Now no one gets a 'clean win', everyone holds their noses whatever happens. Much of the analysis is based on where the best chance is for the NEXT bill that does better - if this one passes or not.
The basic feeling among those who want real reform in favor of this bill is, remember the decades-long impossibility of gettiung any change through at all - that passing even a bad bill will create momentum for a better bill, that it will 'beat' the opposition, especially the Republicans, and pave the way for more better changes and help the larger effort.
This is a VERY debatable notion, and progressives are debating it.
Ignore the partisan idiots on the right who make up things about "it's all just playing politics" - there's some truth to that for the party, but we're talking about the reform proponents.

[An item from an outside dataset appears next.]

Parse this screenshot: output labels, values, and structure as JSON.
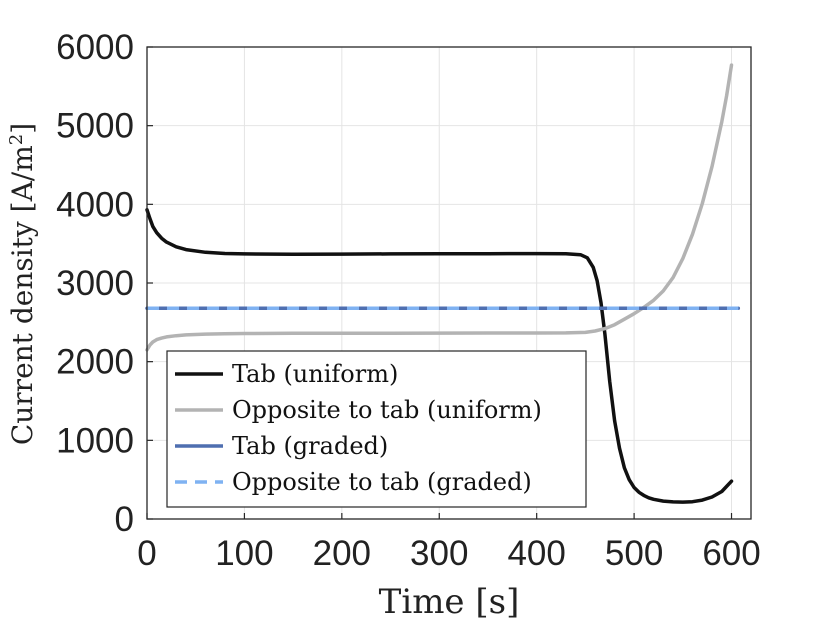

There is a real argument that passing even this damaged bill is 'good for reform', instead of just adding one more to the list of 50 years showing the government cannot improve it.
I'd rather have a bill I could be saying is wonderful and pushing for it, but the strong opposition has removed that.
Now, on your comment about Obama leveraging - I don't know the strength of Obama's promises to try for tv coverage. What I said is right, that it's not his decision; what you said is right that he CAN 'leverage'.
I don't know all the issues involved, and so it's just speculation. Maybe he just saud t because it sounded good. Maybe he had the best of intentions but Republican obstructonism means televising thretens the passage of the bill and he's chnaged his view. Or other situations. The thing is I don't know. There are a lot of factors that go into whether he SHOULD jeopardize the entire bill on this one issue. If he did, and the bill was lost because he did, was that a good choice?